Some look for scapegoats, others look for conspiracies, but this much is clear: violence breeds violence, repression brings retaliation, and only a cleansing of our whole society can remove this sickness from our soul.

For there is another kind of violence, slower but just as deadly destructive as the shot or the bomb in the night. This is the violence of institutions; indifference and inaction and slow decay. This is the violence that afflicts the poor, that poisons relations between men because their skin has different colors. This is the slow destruction of a child by hunger, and schools without books and homes without heat in the winter.

This is the breaking of a man's spirit by denying him the chance to stand as a father and as a man among other men. And this too afflicts us all."



Every shot fired by the NYPD officers that fateful night in Jamaica was a shot into the heart of America.

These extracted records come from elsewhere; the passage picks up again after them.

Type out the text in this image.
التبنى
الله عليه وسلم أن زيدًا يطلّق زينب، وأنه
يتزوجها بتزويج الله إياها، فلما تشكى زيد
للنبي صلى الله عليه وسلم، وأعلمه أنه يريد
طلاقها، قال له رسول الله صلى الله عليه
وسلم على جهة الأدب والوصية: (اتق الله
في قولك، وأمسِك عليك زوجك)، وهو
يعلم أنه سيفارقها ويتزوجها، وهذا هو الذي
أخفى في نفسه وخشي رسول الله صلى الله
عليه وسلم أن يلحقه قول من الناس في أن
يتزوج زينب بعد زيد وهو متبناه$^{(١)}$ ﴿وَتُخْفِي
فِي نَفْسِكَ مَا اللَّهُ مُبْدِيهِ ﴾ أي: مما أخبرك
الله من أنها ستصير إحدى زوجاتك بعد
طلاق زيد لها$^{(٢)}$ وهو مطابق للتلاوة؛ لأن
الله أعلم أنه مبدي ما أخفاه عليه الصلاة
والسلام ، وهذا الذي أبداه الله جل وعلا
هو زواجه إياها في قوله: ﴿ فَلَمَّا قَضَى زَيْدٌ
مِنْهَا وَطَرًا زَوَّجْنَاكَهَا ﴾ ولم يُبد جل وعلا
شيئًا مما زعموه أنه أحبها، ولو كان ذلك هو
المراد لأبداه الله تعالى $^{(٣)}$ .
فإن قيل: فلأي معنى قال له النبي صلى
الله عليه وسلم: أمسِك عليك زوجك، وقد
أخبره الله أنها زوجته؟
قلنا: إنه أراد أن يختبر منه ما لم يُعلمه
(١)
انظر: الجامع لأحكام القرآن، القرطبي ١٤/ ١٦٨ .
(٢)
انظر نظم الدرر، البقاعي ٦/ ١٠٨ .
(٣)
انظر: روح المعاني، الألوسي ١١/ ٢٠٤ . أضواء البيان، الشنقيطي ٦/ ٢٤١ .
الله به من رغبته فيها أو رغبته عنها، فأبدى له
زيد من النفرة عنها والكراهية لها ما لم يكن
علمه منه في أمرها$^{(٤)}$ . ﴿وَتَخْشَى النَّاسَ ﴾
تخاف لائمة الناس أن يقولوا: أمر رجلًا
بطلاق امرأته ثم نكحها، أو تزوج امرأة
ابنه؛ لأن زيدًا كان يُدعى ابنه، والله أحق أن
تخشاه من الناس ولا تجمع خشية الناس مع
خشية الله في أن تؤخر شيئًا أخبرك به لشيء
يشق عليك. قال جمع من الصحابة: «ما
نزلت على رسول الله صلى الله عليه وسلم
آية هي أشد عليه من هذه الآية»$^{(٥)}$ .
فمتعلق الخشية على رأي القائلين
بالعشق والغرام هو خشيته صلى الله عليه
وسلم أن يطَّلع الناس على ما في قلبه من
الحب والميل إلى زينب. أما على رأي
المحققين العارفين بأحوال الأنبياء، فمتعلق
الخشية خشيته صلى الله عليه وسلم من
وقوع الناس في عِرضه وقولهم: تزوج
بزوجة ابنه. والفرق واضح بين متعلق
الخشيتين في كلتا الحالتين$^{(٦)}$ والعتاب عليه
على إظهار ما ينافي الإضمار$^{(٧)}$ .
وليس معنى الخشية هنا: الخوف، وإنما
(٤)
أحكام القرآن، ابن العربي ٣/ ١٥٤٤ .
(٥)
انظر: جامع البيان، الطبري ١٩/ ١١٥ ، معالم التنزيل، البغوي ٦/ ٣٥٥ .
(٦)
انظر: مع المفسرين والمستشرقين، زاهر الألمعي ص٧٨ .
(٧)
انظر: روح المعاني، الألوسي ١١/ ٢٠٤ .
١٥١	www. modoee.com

May we arrive at timely answers and serve justice for the sake of Sean Bell, his family, and the country.

Reader Comments
  
Thanks for writing this.
By ashwini Dec 19th 2006 at 10:55 am EST
Sean Bell is the latest in a recent upsurge in police brutality in NYC, which includes the harassment of queer and trans people of color in the West Village Link and ongoing attacks against immigrants in the city. What was great about the protest on December 16th was that people in the city banded together--immigrant communities, people of color communities, working class folks, peace activists, queer folks, and many, many more. Through building this protest, bridges were also built that allowed us to examine the common threads of experiences with brutality. And it will only make us stronger. I'm excited for the organizing possibilities that will come out of this latest mobilization.
Re: Thanks for writing this.
By Superduperficial Dec 20th 2006 at 11:00 am EST
Hope it helps. I can't say I know enough to judge, but from what I've read Sean Bell's death certainly does sound like a tragic, unjustified use of excessive force by the NYPD. It represents the kind of direct action that I actually approve of; the kind that's locally based, meaningful, respectable, and perhaps going to generate results -- the opposite of 10,000 aging hippies yelling that Bush should resign, even if they're both ostensibly from 'the Left'.
Re: Thanks for writing this.
By Superduperficial Dec 20th 2006 at 11:01 am EST
Ack - when you insert new lines into your comment, it makes your pronouns go crazy. The "it" I was referring to, the "kind of direct action I approve of", was the idea of peacefully but resolutely protesting against police brutality - not the NYPD's actions.